La providencial reconsideración del tutor y la liberación del peso de una doble vida convirtieron al joven Daniel Kaminsky, a sus dieciséis años, en un hombre pleno, que disfrutó entonces los mejores años de su vida, potenciados por el disfrute de los programas musicales, las narraciones de los partidos de pelota y las aventuras del detective chino Chan Li Po, que ahora podía disfrutar a su antojo en aquel brillante aparato de radio. La paz y concordia que se vivían en Cuba, donde ser judío o dejar de serlo no parecía importarle demasiado a nadie, donde habían venido a confluir polacos, alemanes, chinos, italianos, gallegos, libaneses, catalanes, haitianos, gentes de todos los confines, le entregó una plenitud que ni en sueños había imaginado ningún judío desde los tiempos remotos en que los sefardíes habían sido admitidos en Ámsterdam. Entre los judíos de Cuba, además, los había religiosos y escépticos, comunistas y sionistas, ricos y pobres, asquenazíes y sefardíes, unos días en guerra entre sí, otros en armonía, pero dispuestos casi todos y casi todo el tiempo a conseguir en aquel territorio propicio dos añoradas aspiraciones: tranquilidad y dinero. Lo que más enervaba a Daniel en los afanes de aquella comunidad a la cual cada vez pertenecía menos, de cuyas ortodoxias cada día se alejaba más, era su pretensión de aislarse y encerrarse, justo donde se les acogía y abrían puertas. El espíritu de gueto había calado en sus almas por siglos de experiencia y se empeñaba en perseguirlos incluso en la libertad. Para Daniel resultaba un absurdo la sostenida intención de vivir y progresar en cercanía endogámica, con negocios entre judíos, matrimonios entre judíos, ceremonias entre judíos, comidas para judíos (aunque siempre diferenciando a sefardíes de asquenazíes, a ricos de pobres), algo que su espíritu liberal y abierto rechazaba, a pesar de saber que su actitud era considerada integracionista por los rabinos y por cualquier creyente en el destino trascendental escogido por el plan divino como misión de los hijos de Israel. Por suerte para Daniel y para su alegría, a pesar de aquel empecinamiento, resultaban ser cada vez más los judíos asentados en Cuba que pensaban como él y, más aún, vivían de acuerdo con sus voluntades.

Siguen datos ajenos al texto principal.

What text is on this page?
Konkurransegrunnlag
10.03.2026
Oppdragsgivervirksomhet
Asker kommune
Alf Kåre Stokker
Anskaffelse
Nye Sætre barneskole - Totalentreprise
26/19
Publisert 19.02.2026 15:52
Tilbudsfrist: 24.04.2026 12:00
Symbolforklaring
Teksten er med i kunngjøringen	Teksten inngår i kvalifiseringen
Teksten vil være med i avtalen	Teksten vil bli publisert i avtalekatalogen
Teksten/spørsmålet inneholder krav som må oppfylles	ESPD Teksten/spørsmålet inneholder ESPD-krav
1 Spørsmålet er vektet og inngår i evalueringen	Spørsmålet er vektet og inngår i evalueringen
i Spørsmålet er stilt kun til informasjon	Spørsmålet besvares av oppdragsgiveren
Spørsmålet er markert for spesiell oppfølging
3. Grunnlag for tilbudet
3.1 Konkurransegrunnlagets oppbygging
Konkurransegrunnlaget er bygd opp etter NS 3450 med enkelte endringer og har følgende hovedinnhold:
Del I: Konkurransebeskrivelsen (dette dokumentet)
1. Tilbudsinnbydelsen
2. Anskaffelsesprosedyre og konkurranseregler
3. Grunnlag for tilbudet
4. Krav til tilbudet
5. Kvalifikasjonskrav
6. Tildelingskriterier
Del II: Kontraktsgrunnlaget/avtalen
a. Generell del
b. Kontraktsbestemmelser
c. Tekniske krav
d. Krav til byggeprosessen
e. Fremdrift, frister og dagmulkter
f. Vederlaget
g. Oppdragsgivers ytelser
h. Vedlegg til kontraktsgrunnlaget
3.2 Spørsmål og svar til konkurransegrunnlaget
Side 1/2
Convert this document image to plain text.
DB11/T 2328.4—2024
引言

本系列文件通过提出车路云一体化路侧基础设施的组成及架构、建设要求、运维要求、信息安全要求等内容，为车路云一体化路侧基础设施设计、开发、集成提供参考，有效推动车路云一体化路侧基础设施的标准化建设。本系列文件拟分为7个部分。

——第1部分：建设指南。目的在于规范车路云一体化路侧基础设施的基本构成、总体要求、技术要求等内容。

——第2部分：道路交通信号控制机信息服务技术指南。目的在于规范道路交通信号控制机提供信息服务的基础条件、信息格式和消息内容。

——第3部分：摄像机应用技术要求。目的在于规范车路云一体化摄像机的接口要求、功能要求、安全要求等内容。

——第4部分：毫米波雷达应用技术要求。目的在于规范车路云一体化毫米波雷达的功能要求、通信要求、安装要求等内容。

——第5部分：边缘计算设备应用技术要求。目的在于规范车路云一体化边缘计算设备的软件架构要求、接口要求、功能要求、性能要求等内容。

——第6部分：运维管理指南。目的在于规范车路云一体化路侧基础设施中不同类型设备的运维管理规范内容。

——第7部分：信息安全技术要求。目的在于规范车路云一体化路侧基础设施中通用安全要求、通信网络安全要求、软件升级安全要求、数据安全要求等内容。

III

Cierto era que la prosperidad del país y su democracia republicana, que permitían el progreso de los hebreos, debía convivir por esos años con el repunte de una de las peores lacras sociales: la corrupción. Tan visceral resultaba el afán de enriquecerse en el menor tiempo posible que dominaba a políticos, comerciantes, inversores, jefes militares y a policías y figuras más o menos públicas, que hasta se producían con cierta frecuencia violentas guerras de facciones, como las escenificadas por unos llamados «gángsters» cubanos. Pero, tratándose de un estudiante muerto de hambre como Daniel, aquellos manejos apenas lo tocaban, o al menos eso creía él, en su inocencia de entonces, mientras disfrutaba de la amable sensación de vivir sin miedo (sin ningún miedo desde que a Lazarito lo confinaran en la cárcel del Castillo del Príncipe por su uso excesivo de la navaja con resorte). Con los años y las experiencias acumuladas en su vida cubana y como cubano, el joven judío rectificaría incluso muchas de sus impresiones iniciales sobre el carácter, la jovialidad y la levedad cubanas. Aprendería que, como parte de la condición humana, en aquella isla bendecida por el sol, con todos los beneficios físicos para generar riqueza, donde se mezclaban culturas y razas, y todo el mundo cantaba o bailaba, también podían germinar el odio y la crueldad, incluso la más sádica, brotar el arribismo y las siempre sórdidas diferencias sociales y raciales y, sobre todo, manifestarse un mal que parecía haberse metido en el corazón de mucha gente del país: la envidia. ¿Era la envidia permanente y mezquina una cualidad heredada o, por el contrario, un resultado patentable y propio como todas aquellas mixturas que conformaban al cubano? Muchos años después, un amigo le ofrecería una respuesta plausible…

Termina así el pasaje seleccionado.